Bien que le nombre de thérapies combinées augmente, les toxicités constituent le principal obstacle à une immunothérapie combinée plus efficace, créant une sorte de « toxicité synergique », a déclaré le Dr Sosman. Environ « 60% des combinaisons sont associées à des toxicités de grade 3 et 4. »Des toxicités rares telles que la myosite ou la neurotoxicité, qui peuvent mettre la vie en danger, sont très préoccupantes, a déclaré le Dr Sosman. Cependant, de tels décès sont rares, a-t-il noté, survenant « chez moins de 1% des patients. »

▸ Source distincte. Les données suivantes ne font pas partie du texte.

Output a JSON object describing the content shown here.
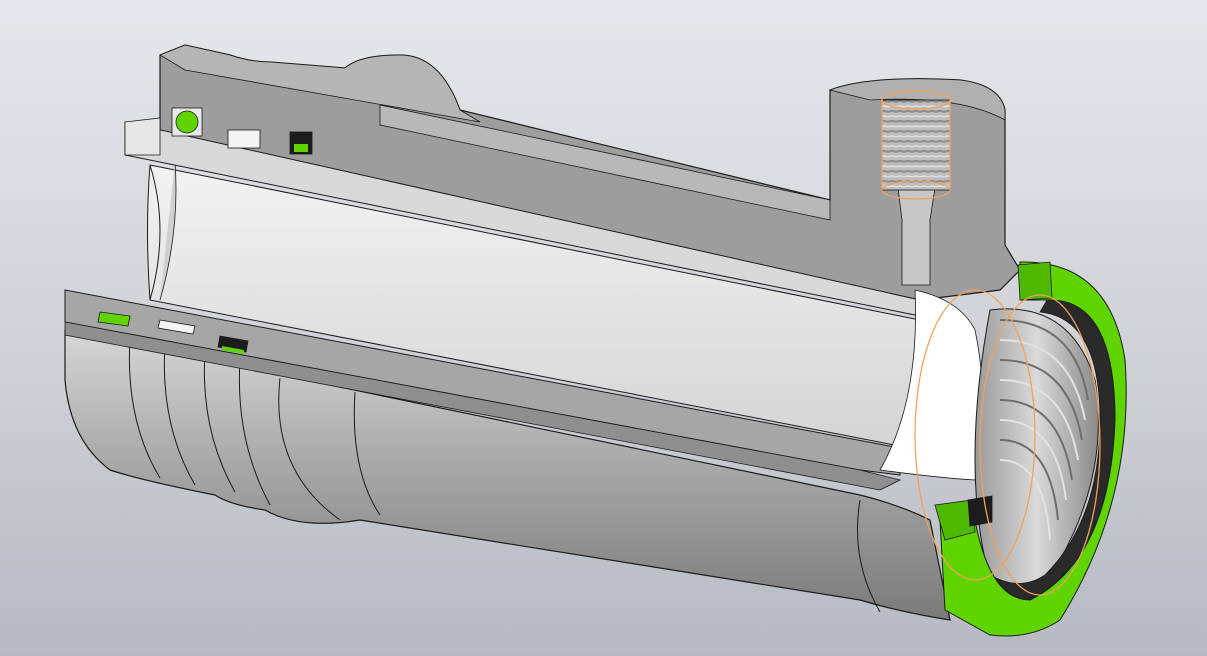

Enfin, le Dr Sosman a souligné l’importance des soins multidisciplinaires. « Vous avez besoin d’un groupe d’internistes avec qui vous êtes familier, comme en GI, en médecine pulmonaire, en endocrinologie et en neuro-oncologie, pour vous aider à gérer ces toxicités. »■
DIVULGATION : Le Dr Seiwert a reçu des honoraires d’AstraZeneca, de Merck et de Bristol-Myers Squibb; est consultant / conseiller pour AstraZeneca, Bayer, Roche Molecular Diagnostics, Nanobiotix, Celgene, Innate Pharma, Merck, Bristol-Myers Squibb et Aduro Biotech; a reçu un financement de recherche institutionnel de Merck, Bristol-Myers Squibb et Jounce Therapeutics; et a reçu des frais de voyage, d’hébergement et de dépenses de Merck, Bristol-Myers Squibb, Innate Pharma, Nanobiotix, Bayer, Roche Molecular Diagnostics, AstraZeneca et Celgene. Le Dr Sosman a reçu des honoraires et est consultant pour Genentech et MSD.
1. Seiwert L: Immunothérapie pour le cancer de la tête et du cou récurrent / métastatique. Symposium multidisciplinaire sur le cou du Centre du Cancer Lurie 2018 &. Présenté le 11 novembre 2018.
2. Sosman J: Progrès de l’immunothérapie du cancer. Symposium multidisciplinaire sur la Tête et le Cou du Centre de cancérologie Lurie 2018. Présenté le 11 novembre 2018.
3. Sosman J: Prise en charge des effets indésirables par immunothérapie. Symposium multidisciplinaire sur la Tête et le Cou du Centre de cancérologie Lurie 2018. Présenté le 11 novembre 2018.
4. Burtness B, Harrington KJ, Greil R, et al: KEYNOTE-048: Étude de phase III du pembrolizumab de première intention pour le carcinome épidermoïde récurrent/métastatique de la tête et du cou. Congrès de l’ESMO 2018. LBA8_PR. Présenté le 22 octobre 2018.